How do you delete a project from CFB b3.

  • January 23, 2010
  • 1 reply
  • 1270 views

I created a project and then deleted it from the

navigator pane thinking I might have done it

wrong. I tried to create a new one but every time I try to point it to the ColdFusion8/wwroot dirrectory CFB tells me a project already exists, but Open Project is always greyed out so I can't seem to create one or open the one it seems to think is there.

Ed

This topic has been closed for replies.

1 reply

January 23, 2010

Deleting a project from the navigator pane doesn't delete the project from the location. If you physically go to the location you will see a .project and settings.xml which indicate that a project has been created on the folder.

If you wish to work on this project you can import this Project by Right-Click in Navigator Pane -> Import... -> ColdFusion -> Import Existing Project. In this wizard specify the location(in your case, ColdFusion8/wwwroot) and your project will be imported again.

Hope this helps.

-Bhakti

Inspiring
January 23, 2010

DELETE should mean "it gets deleted". I can see how there might be grounds for there to be a UI option to not delete the files from disk, but given there isn't one, it's a bug that the files don't get removed, and accordingly subsequent attempts to create a project of the same name gives "unexpected results".

--

Adam

January 27, 2010

When I go to delete a project I see this dialog:

Checking the 'Delete project contents on disk' option causes the project to be removed from disk.

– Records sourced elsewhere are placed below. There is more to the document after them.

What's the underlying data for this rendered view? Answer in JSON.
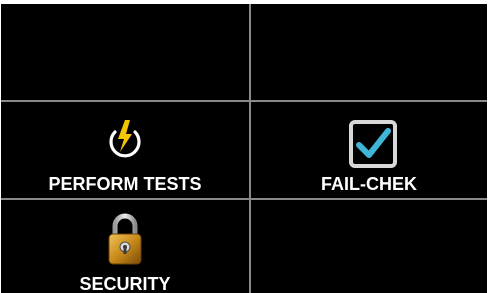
{
  "tiles": {
    "perform_tests": {
      "label": "PERFORM TESTS",
      "icon": "power-bolt-icon"
    },
    "fail_chek": {
      "label": "FAIL-CHEK",
      "icon": "checkbox-checked-icon"
    },
    "security": {
      "label": "SECURITY",
      "icon": "padlock-icon"
    }
  },
  "colors": {
    "background": "#000000",
    "grid_lines": "#8a8a8a",
    "label_text": "#ffffff",
    "bolt": "#f5c400",
    "check": "#3fb6d8",
    "lock_body": "#c98a1a"
  }
}
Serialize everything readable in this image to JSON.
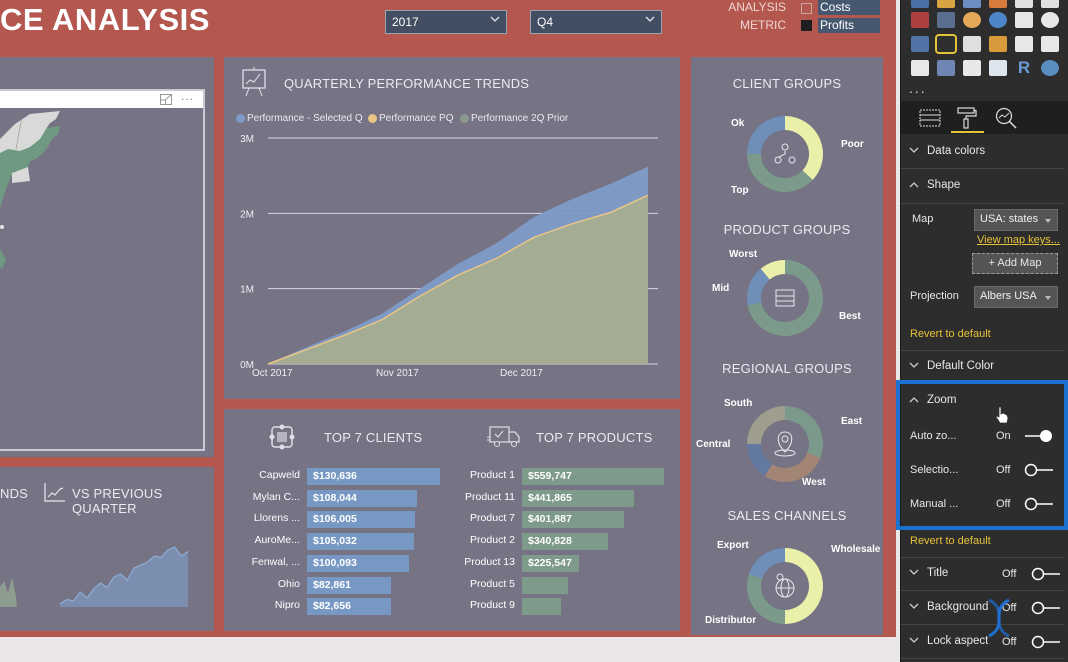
{
  "report": {
    "title": "CE ANALYSIS",
    "slicers": {
      "year": "2017",
      "quarter": "Q4"
    },
    "analysis_metric": {
      "label_line1": "ANALYSIS",
      "label_line2": "METRIC",
      "options": [
        {
          "label": "Costs",
          "selected": false
        },
        {
          "label": "Profits",
          "selected": true
        }
      ]
    }
  },
  "map_visual": {
    "focus_mode_icon": "focus-mode-icon",
    "more_options": "..."
  },
  "trends": {
    "title": "QUARTERLY PERFORMANCE TRENDS",
    "partial_left_title": "NDS",
    "vs_title": "VS PREVIOUS QUARTER"
  },
  "chart_data": [
    {
      "type": "area",
      "title": "QUARTERLY PERFORMANCE TRENDS",
      "xlabel": "",
      "ylabel": "",
      "ylim": [
        0,
        3000000
      ],
      "y_ticks": [
        "0M",
        "1M",
        "2M",
        "3M"
      ],
      "x_ticks": [
        "Oct 2017",
        "Nov 2017",
        "Dec 2017"
      ],
      "legend": [
        "Performance - Selected Q",
        "Performance PQ",
        "Performance 2Q Prior"
      ],
      "legend_position": "top-left",
      "grid": true,
      "x": [
        0,
        0.1,
        0.2,
        0.3,
        0.4,
        0.5,
        0.6,
        0.7,
        0.8,
        0.9,
        1.0
      ],
      "series": [
        {
          "name": "Performance - Selected Q",
          "color": "#7f9bc8",
          "values": [
            0,
            210000,
            440000,
            700000,
            980000,
            1330000,
            1620000,
            1920000,
            2180000,
            2400000,
            2620000
          ]
        },
        {
          "name": "Performance PQ",
          "color": "#e9c586",
          "values": [
            0,
            180000,
            390000,
            620000,
            880000,
            1180000,
            1420000,
            1650000,
            1850000,
            2020000,
            2240000
          ]
        },
        {
          "name": "Performance 2Q Prior",
          "color": "#9aa896",
          "values": [
            0,
            175000,
            385000,
            610000,
            870000,
            1170000,
            1410000,
            1640000,
            1840000,
            2010000,
            2230000
          ]
        }
      ]
    },
    {
      "type": "bar",
      "title": "TOP 7 CLIENTS",
      "categories": [
        "Capweld",
        "Mylan C...",
        "Llorens ...",
        "AuroMe...",
        "Fenwal, ...",
        "Ohio",
        "Nipro"
      ],
      "values": [
        130636,
        108044,
        106005,
        105032,
        100093,
        82861,
        82656
      ],
      "value_labels": [
        "$130,636",
        "$108,044",
        "$106,005",
        "$105,032",
        "$100,093",
        "$82,861",
        "$82,656"
      ],
      "color": "#7898c4"
    },
    {
      "type": "bar",
      "title": "TOP 7 PRODUCTS",
      "categories": [
        "Product 1",
        "Product 11",
        "Product 7",
        "Product 2",
        "Product 13",
        "Product 5",
        "Product 9"
      ],
      "values": [
        559747,
        441865,
        401887,
        340828,
        225547,
        180000,
        155000
      ],
      "value_labels": [
        "$559,747",
        "$441,865",
        "$401,887",
        "$340,828",
        "$225,547",
        "",
        ""
      ],
      "color": "#7e9a8a"
    },
    {
      "type": "pie",
      "title": "CLIENT GROUPS",
      "categories": [
        "Poor",
        "Top",
        "Ok"
      ],
      "values": [
        37,
        38,
        25
      ],
      "colors": [
        "#eaefa9",
        "#7c9a8b",
        "#6f8fb8"
      ]
    },
    {
      "type": "pie",
      "title": "PRODUCT GROUPS",
      "categories": [
        "Best",
        "Mid",
        "Worst"
      ],
      "values": [
        72,
        17,
        11
      ],
      "colors": [
        "#7c9a8b",
        "#6f8fb8",
        "#eaefa9"
      ]
    },
    {
      "type": "pie",
      "title": "REGIONAL GROUPS",
      "categories": [
        "East",
        "West",
        "Central",
        "South"
      ],
      "values": [
        31,
        28,
        16,
        25
      ],
      "colors": [
        "#7c9a8b",
        "#a38575",
        "#6479a0",
        "#9e9d8e"
      ]
    },
    {
      "type": "pie",
      "title": "SALES CHANNELS",
      "categories": [
        "Wholesale",
        "Distributor",
        "Export"
      ],
      "values": [
        50,
        30,
        20
      ],
      "colors": [
        "#eaefa9",
        "#7c9a8b",
        "#6f8fb8"
      ]
    },
    {
      "type": "area",
      "title": "VS PREVIOUS QUARTER",
      "x": [
        0,
        1,
        2,
        3,
        4,
        5,
        6,
        7,
        8,
        9,
        10,
        11,
        12,
        13,
        14,
        15,
        16,
        17,
        18,
        19
      ],
      "series": [
        {
          "name": "vs previous quarter",
          "color": "#7e97bd",
          "values": [
            2,
            5,
            4,
            10,
            6,
            12,
            16,
            13,
            20,
            22,
            18,
            26,
            28,
            30,
            34,
            33,
            38,
            40,
            34,
            37
          ]
        }
      ]
    }
  ],
  "pane": {
    "viz_more": "...",
    "tabs": [
      "fields-tab",
      "format-tab",
      "analytics-tab"
    ],
    "sections": {
      "data_colors": "Data colors",
      "shape": "Shape",
      "map_label": "Map",
      "map_value": "USA: states",
      "view_map_keys": "View map keys...",
      "add_map": "+ Add Map",
      "projection_label": "Projection",
      "projection_value": "Albers USA",
      "revert1": "Revert to default",
      "default_color": "Default Color",
      "zoom": "Zoom",
      "auto_zoom": "Auto zo...",
      "auto_zoom_val": "On",
      "selection": "Selectio...",
      "selection_val": "Off",
      "manual": "Manual ...",
      "manual_val": "Off",
      "revert2": "Revert to default",
      "title": "Title",
      "title_val": "Off",
      "background": "Background",
      "background_val": "Off",
      "lock_aspect": "Lock aspect",
      "lock_aspect_val": "Off"
    }
  }
}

As already suggested if you don't check this box then you can either manually delete the project from disk (probably in C:\Documents and Settings\<username>\Adobe ColdFusion Builder workspace) or reimport the project.

To reimport, right click in the Navigator pane and choose Import. Then expand the ColdFusion folder and choose 'Import existing Projects'

I don't think it is an unexpected result that you cannot create a file of the same name in the same location as an existing one. That's just the way a file system works.